What an image that conjures, c-lady.
“Okay, I’m Back! And in case you’re wondering why I look like an A-rab, it’s because I WAS one, duh! Now it’s time for you idiots to TRY to explain to me what part of “Love Thy Neighbor” you didn’t understand. Don’t worry; I’ve got lots of time….”

Khirad
Member

Hear, hear Pepe. Maybe it’s just us, in that we’ve actually been to these cities, but I would have thought that this wasn’t just a provincial concern…

Asians in Canada – another country, is the racist concern? Hah, last time I went through the Canadian border check the officer was a young Punjabi woman – the horror!

And Latinos have got to be a concern too, to them. After all, it’s just not the Yakima and Walla Walla areas anymore…

Boy, Kalispell does make sense, though. I’m glad they were proved wrong! It’s the small upside to this.
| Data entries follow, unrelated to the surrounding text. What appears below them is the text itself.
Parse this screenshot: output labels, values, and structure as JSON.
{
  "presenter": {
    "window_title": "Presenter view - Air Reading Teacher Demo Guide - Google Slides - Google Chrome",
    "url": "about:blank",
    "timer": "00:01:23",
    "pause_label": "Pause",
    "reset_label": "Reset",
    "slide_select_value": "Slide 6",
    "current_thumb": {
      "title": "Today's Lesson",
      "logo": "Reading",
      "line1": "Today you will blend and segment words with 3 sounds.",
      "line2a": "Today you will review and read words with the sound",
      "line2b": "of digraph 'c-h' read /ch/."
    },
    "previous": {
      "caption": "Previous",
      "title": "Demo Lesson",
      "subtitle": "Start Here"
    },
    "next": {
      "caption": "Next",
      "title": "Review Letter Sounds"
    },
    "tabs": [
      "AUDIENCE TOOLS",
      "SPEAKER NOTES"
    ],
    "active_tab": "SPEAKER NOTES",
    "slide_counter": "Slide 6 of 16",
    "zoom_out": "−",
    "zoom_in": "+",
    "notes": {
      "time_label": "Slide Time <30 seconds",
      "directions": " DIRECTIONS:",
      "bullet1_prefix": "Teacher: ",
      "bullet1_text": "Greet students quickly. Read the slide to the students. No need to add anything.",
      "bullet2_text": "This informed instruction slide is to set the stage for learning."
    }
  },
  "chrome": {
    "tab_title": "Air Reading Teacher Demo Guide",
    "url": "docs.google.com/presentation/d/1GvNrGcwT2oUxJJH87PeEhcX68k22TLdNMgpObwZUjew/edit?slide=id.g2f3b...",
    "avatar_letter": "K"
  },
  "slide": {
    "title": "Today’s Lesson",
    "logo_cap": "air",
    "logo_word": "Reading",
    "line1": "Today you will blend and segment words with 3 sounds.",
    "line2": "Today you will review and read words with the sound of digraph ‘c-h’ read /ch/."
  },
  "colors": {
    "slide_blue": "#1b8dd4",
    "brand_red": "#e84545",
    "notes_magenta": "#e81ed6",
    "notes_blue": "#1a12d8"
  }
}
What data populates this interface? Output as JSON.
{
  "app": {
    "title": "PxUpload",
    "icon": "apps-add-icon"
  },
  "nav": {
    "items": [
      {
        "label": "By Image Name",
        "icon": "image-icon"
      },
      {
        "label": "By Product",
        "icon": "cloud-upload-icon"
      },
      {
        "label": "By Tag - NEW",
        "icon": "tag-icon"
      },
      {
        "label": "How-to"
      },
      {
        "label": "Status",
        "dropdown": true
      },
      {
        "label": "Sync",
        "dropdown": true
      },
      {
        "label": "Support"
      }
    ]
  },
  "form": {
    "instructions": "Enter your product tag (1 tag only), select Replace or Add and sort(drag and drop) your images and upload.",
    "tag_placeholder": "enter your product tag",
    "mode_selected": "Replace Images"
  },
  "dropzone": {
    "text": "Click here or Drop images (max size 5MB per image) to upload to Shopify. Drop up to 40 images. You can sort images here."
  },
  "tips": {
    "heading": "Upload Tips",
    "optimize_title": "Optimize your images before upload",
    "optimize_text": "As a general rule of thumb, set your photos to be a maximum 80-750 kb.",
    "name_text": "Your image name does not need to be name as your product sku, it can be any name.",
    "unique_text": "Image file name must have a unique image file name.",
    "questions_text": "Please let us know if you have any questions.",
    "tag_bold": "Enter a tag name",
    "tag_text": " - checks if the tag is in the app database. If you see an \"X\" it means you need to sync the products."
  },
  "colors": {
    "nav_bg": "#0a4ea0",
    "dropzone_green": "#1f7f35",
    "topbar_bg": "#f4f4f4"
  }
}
White and libertarian/conservative they may be in the Inland PNW, but they also won’t tolerate racist assholes (even if they support other varieties).

I’d like to repeat that Coeur d’Alene and Spokane are lovely places that happen to have some really ugly underground elements.

[img]http://img.photobucket.com/albums/v293/KHirad/PNW/coeurdalene.jpg[/img]

[img]http://img.photobucket.com/albums/v293/KHirad/PNW/Spokane.jpg[/img]

M Cubed
Member
M Cubed

Khirad: Beautiful area, but some ugly people. Why is that so frequently the case?